Irmãs e irmãos! A Páscoa ainda não é a festa de nossa chegada ao Reino Definitivo na glória. A Páscoa é a celebração da "passagem". Passagem não é ponto de chegada, é Caminho. E caminhando recordamos que Jesus anda na nossa frente. Ele é o Caminho. Por isso nunca perdemos a esperança de um mundo diferente, justo e fraterno, do Bem Viver. Ao ressuscitar Jesus, Deus deu o seu Sim irrevogável à Vida. Celebrar a Páscoa significa estar pronto para "trabalhar nas obras de Deus" (v. 28). E "a obra de Deus é que creiais naquele que ele enviou" (v. 29). Crer naquele que o Pai enviou, é comprometer-se com a Vida, é anunciar a Vida onde outros semeiam a morte. Crer é defender a Justiça e o Amor de Deus onde violência e ódio ferem a dignidade e os direitos humanos.

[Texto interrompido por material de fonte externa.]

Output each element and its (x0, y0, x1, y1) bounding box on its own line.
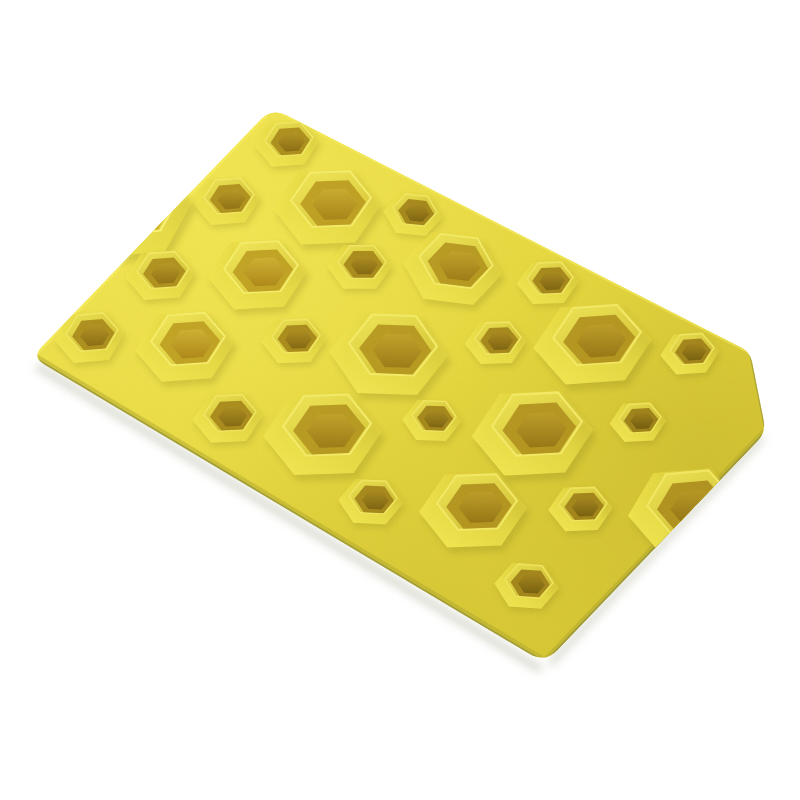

Crer é admirar com gratidão o Lar2 que Deus criou para todos nós, cuidar dele e zelar com carinho por ele em vista das gerações que vêm depois de nós.
"Trabalhar nas obras de Deus" não pode ser um empenho superficial. Pressupõe antes uma profunda e entranhada mística, alicerçada no amor radical de Jesus "até o fim"3 (Jo 13,1). É deixar-se traspassar pelo "amor de Deus manifestado em Cristo Jesus, Senhor nosso" (Ro 8,39), é contemplar o seu Sangue derramado, "que é o amor incorruptível"4 e seu Corpo entregue, alimento que nos sustenta e nos dá coragem enquanto peregrinamos neste mundo. Amém.